Applied Threat Intelligence priority overview

Supported in:

Applied Threat Intelligence (ATI) alerts in Google SecOps are IOC matches that have been contextualized by YARA-L rules using Curated Detection. The contextualization leverages Mandiant intelligence from Google SecOps context entities, which allows intelligence-driven alert prioritization. ATI priorities are available in Google SecOps Managed as the Applied Threat Intelligence - Curated Prioritization rule pack with Google SecOps license.

Applied Threat Intelligence prioritization features

Applied Threat Intelligence features are extracted from Mandiant intelligence. Following are the most relevant Applied Threat Intelligence priority features.

  • Mandiant IC-Score: Mandiant automated confidence score

  • Active IR: Indicator is sourced from an active incident response engagement

  • Prevalence: Indicator is commonly observed by Mandiant

  • Attribution: Indicator is strongly associated with a threat tracked by Mandiant

  • Scanner: Indicator is identified as a known internet scanner by Mandiant

  • Commodity: Indicator is not yet common knowledge in the security community

  • Blocked: Indicator was not blocked by security controls.

  • Network Direction: Indicator is connecting in an inbound or outbound network traffic direction.

You can view the Applied Threat Intelligence priority feature for an alert on the IOC Matches > Event Viewer page.

Applied Threat Intelligence priority models

Applied Threat Intelligence uses features that are extracted from Mandiant intelligence and Google SecOps events to generate a priority. Features that are relevant to the priority level and indicator type are formed into logic chains that output different classes of priority. You can use the Applied Threat Intelligence priority models that focus strongly on actionable threat intelligence.
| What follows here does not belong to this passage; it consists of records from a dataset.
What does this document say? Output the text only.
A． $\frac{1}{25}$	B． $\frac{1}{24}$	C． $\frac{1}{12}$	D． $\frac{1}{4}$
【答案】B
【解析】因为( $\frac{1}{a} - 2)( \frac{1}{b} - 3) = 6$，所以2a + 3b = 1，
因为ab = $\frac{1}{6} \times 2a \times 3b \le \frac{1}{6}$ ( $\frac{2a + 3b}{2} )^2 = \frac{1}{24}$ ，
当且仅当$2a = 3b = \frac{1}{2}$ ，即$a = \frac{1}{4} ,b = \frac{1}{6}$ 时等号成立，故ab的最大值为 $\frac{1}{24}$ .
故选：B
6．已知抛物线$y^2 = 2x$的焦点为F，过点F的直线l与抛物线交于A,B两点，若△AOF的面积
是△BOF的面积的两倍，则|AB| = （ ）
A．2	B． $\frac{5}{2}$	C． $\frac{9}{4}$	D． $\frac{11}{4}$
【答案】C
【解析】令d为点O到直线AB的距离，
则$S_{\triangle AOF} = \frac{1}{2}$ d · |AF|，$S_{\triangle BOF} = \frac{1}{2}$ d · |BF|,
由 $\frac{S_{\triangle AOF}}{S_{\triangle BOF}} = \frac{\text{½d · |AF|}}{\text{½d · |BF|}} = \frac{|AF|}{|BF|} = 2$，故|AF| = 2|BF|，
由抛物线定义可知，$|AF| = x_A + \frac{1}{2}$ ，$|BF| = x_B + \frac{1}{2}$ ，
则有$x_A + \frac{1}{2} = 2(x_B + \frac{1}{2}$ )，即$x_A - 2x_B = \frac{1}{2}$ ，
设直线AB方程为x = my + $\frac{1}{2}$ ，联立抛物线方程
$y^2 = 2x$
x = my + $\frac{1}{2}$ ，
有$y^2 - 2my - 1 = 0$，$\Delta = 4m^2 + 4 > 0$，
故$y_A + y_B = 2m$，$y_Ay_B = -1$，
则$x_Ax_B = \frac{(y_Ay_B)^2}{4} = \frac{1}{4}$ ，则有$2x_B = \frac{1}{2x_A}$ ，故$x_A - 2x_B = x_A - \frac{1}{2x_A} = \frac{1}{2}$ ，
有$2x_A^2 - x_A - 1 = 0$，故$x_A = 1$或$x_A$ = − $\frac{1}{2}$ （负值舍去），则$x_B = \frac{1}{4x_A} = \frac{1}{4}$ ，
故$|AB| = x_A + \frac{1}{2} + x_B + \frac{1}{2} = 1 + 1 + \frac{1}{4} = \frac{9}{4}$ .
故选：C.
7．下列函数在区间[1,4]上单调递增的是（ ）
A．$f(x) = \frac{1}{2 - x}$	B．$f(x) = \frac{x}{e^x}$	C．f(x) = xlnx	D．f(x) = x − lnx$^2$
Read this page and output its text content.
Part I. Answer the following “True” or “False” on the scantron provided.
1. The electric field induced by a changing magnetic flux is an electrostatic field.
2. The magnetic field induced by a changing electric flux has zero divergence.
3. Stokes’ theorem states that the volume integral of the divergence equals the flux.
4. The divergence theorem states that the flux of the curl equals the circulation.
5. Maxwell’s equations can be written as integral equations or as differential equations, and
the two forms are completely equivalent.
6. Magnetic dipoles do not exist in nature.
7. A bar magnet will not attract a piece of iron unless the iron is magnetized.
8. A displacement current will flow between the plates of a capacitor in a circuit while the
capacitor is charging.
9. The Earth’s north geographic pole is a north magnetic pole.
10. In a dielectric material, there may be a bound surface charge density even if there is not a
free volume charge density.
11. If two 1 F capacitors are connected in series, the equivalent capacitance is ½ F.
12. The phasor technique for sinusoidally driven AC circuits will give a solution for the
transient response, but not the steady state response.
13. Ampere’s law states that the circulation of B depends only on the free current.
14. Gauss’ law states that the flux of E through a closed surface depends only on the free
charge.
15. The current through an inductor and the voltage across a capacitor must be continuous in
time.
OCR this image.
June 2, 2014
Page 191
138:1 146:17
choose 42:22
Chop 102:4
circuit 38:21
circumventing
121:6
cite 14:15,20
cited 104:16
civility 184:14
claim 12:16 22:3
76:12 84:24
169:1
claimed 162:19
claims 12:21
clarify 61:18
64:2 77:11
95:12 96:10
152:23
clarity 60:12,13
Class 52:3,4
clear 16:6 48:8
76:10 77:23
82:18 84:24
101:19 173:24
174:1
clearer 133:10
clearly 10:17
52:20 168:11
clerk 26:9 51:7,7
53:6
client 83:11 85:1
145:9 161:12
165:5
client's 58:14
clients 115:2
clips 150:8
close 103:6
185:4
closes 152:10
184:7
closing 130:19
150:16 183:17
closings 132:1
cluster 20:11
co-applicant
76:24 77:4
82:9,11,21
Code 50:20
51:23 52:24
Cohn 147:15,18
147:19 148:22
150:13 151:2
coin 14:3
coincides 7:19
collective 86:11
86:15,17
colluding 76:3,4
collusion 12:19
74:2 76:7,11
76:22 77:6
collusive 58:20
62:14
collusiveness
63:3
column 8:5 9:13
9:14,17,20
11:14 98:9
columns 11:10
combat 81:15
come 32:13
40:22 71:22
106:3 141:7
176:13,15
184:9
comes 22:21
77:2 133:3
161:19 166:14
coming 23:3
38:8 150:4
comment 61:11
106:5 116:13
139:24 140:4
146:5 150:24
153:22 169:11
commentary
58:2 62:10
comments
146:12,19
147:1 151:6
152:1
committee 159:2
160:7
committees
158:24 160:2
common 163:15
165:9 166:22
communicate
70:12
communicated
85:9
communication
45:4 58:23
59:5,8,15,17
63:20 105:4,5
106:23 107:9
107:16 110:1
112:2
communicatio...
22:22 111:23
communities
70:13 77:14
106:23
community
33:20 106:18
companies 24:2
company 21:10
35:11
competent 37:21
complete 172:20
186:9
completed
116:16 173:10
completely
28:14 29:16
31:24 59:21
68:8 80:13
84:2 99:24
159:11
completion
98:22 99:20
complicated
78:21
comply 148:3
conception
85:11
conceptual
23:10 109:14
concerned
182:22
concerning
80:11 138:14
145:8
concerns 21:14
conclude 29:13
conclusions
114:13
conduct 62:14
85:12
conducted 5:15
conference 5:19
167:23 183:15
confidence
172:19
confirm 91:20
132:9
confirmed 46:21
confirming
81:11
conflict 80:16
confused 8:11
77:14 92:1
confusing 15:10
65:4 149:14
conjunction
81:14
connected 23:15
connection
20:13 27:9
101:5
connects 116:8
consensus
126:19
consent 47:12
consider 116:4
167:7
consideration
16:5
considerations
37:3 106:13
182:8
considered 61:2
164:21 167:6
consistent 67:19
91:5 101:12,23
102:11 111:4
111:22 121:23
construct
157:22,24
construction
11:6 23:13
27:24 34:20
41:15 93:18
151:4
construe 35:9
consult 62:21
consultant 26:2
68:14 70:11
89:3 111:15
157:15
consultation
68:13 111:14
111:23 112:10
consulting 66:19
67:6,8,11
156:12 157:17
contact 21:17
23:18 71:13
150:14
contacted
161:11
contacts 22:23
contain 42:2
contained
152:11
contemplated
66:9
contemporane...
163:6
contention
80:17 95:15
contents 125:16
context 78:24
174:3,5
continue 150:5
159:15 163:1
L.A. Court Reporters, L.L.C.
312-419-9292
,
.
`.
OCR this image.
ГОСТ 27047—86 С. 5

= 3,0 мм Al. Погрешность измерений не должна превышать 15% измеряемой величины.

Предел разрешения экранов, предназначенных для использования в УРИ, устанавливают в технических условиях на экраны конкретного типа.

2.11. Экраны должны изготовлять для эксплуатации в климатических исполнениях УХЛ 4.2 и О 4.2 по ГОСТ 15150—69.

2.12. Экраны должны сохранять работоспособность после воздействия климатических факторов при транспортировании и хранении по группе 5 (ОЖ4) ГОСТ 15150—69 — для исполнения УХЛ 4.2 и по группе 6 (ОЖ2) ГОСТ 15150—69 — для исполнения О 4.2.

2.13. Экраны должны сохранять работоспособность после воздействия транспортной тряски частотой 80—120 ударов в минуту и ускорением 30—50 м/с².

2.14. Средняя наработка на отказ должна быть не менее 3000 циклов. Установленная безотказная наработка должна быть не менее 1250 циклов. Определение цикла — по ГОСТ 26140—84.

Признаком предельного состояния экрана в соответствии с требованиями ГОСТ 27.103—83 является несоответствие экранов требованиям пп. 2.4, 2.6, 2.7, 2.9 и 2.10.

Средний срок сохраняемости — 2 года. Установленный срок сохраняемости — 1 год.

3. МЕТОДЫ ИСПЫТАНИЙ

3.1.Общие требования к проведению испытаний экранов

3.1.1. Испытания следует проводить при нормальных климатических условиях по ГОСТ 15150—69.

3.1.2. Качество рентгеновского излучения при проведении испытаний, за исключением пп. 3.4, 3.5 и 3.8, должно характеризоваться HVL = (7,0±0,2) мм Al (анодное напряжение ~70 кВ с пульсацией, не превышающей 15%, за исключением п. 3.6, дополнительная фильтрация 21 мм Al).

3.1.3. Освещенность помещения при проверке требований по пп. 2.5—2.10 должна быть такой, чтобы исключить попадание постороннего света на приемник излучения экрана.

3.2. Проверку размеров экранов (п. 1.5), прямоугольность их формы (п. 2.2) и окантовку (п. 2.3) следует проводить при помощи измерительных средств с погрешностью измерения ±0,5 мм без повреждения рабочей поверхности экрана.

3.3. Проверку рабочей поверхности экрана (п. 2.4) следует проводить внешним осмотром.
These priority models help you to take action on alerts generated from these priority models.

Priority models are used in the curated detection rules in the Applied Threat Intelligence- curated prioritization rule pack. You can build your own rules using Mandiant intelligence by using the Mandiant Fusion Intelligence which is available with the Google SecOps license. For more information on writing Fusion feed YARA-L rules, see Applied Threat Intelligence fusion feed overview.

Active Breach priority

The Active Breach model prioritizes indicators that have been observed in Mandiant investigations associated with active or past compromises. Network indicators in this model attempt to match only outbound direction network traffic. Relevant features used by the model include: Mandiant IC-Score, Active IR, Prevalence, Attribution and Commodity. Network models also use Scanner.

High priority

The Active Breach model prioritizes indicators that were not observed in Mandiant investigations but were identified by Mandiant intelligence as strongly associated with threat actors or malware. Network indicators in this model attempt to match only outbound direction network traffic. Relevant features used by the model include: Mandiant IC-Score, Prevalence, Attribution and Commodity. Network models also use Scanner.

Inbound IP Address Authentication

The Inbound IP Address Authentication model prioritizes IP addresses authenticating to local infrastructure in an inbound network direction. The UDM authentication extension must exist in events for a match to occur. This rule set also attempts to filter out some failed authentication events, however, this is not comprehensively enforced for all product types. This rule set is not scoped to include some SSO authentication types. Relevant features used by the model include: Mandiant IC-Score, Blocked, Network Direction and Active IR.